Data storage stragety

Hi,

I wonder if I already have couple indices that contains a big size of data.
I wonder if using snapshot or best compression are good ways to help reduding the size of the existing indices.

I have looked at the document it states " Snapshots are automatically deduplicated to save storage space and reduce network transfer costs. To back up an index, a snapshot makes a copy of the index’s segments and stores them in the snapshot repository."

I wonder the way it help to save disk storage is to take a snapshot of an index, and then remove that index, whenever we need that index, we can restore from snapstore.

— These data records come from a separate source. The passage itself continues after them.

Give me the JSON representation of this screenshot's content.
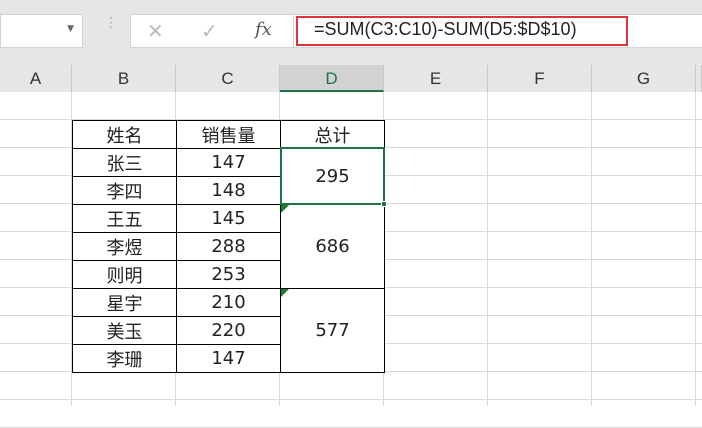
{
  "formula_bar": {
    "formula": "=SUM(C3:C10)-SUM(D5:$D$10)",
    "cancel_icon": "✕",
    "enter_icon": "✓",
    "fx_label": "fx"
  },
  "columns": [
    "A",
    "B",
    "C",
    "D",
    "E",
    "F",
    "G"
  ],
  "table": {
    "headers": [
      "姓名",
      "销售量",
      "总计"
    ],
    "rows": [
      [
        "张三",
        "147"
      ],
      [
        "李四",
        "148"
      ],
      [
        "王五",
        "145"
      ],
      [
        "李煜",
        "288"
      ],
      [
        "则明",
        "253"
      ],
      [
        "星宇",
        "210"
      ],
      [
        "美玉",
        "220"
      ],
      [
        "李珊",
        "147"
      ]
    ],
    "totals": [
      "295",
      "686",
      "577"
    ]
  },
  "accent": "#217346"
}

And for the best compression, I wonder if it is used for the future document indexing into an index, so the way of document storage can be compressed to the most minimun size.

I was about to answer your other question related to disk space in general but you removed it :frowning:

You seems to be looking for ideas to reduce the resources needed for your cluster, so I might not answer directly to your questions but more give some ideas.

Hot, Warn, Cold, Frozen, Delete:

  • Hot: The index is actively being updated and queried.
  • Warm: The index is no longer being updated but is still being queried.
  • Cold: The index is no longer being updated and is queried infrequently. The information still needs to be searchable, but it’s okay if those queries are slower.
  • Frozen: The index is no longer being updated and is queried rarely. The information still needs to be searchable, but it’s okay if those queries are extremely slow.
  • Delete: The index is no longer needed and can safely be removed.

Depending on your use case, you can think about using those phases to perform some changes to reduce the disk space. For example, for logs, I'd probably not reduce anything in the hot phase but probably in the warm or cold phases.

If you are snapshotting an index on S3 or similar, and if your index is not updated anymore (again timeseries data), you can move to the Frozen phase (needs a commercial license) or the Delete phase. That way, you won't consume anymore costly resources like SSD space but you will offload your data to S3 which is a way cheaper... With Frozen (and searchable snapshots feature), you can still search within S3 data. With Delete, you will need to restore first (and consume again some disk space) before being able to search.

If you don't need anymore the original data but only the aggregated view, you can downsample your index.

Aggregates a time series (TSDS) index and stores pre-computed statistical summaries (min , max , sum , value_count and avg ) for each metric field grouped by a configured time interval. For example, a TSDS index that contains metrics sampled every 10 seconds can be downsampled to an hourly index. All documents within an hour interval are summarized and stored as a single document and stored in the downsample index.

In the Warn or Cold phase, you can set the number of replicas to 0, assuming that you have backups in case of any problem...

If you have many primary shards in the Hot phase, you can also use the Shrink API to reduce the number of shards to 1 and do a force merge. That will help to reduce also the disk space. If before running the force merge, you set index.codec to best_compression, that might also help (See Index modules | Elasticsearch Guide [8.11] | Elastic). Please be aware that all that will consume a lot of IO because all the segments needs to be rewritten...

Those are some ideas which I hope will help you to find what is best for you...

Hi @dadoonet ,

Thanks for the detailed reply!

I have looked the document about ILC, I am a bit confused about the deleted phared, if delete pharsed is not really delete the data but can later be restored back to disk, where is the deleted data go,

I wonder if it is also ok to do Shrink/Force merge and set index.codec to best_compression on the indices that generate by APM server

Delete removes the index. If you have snapshots, snapshots are not deleted by ILM.

1 Like

This topic was automatically closed 28 days after the last reply. New replies are no longer allowed.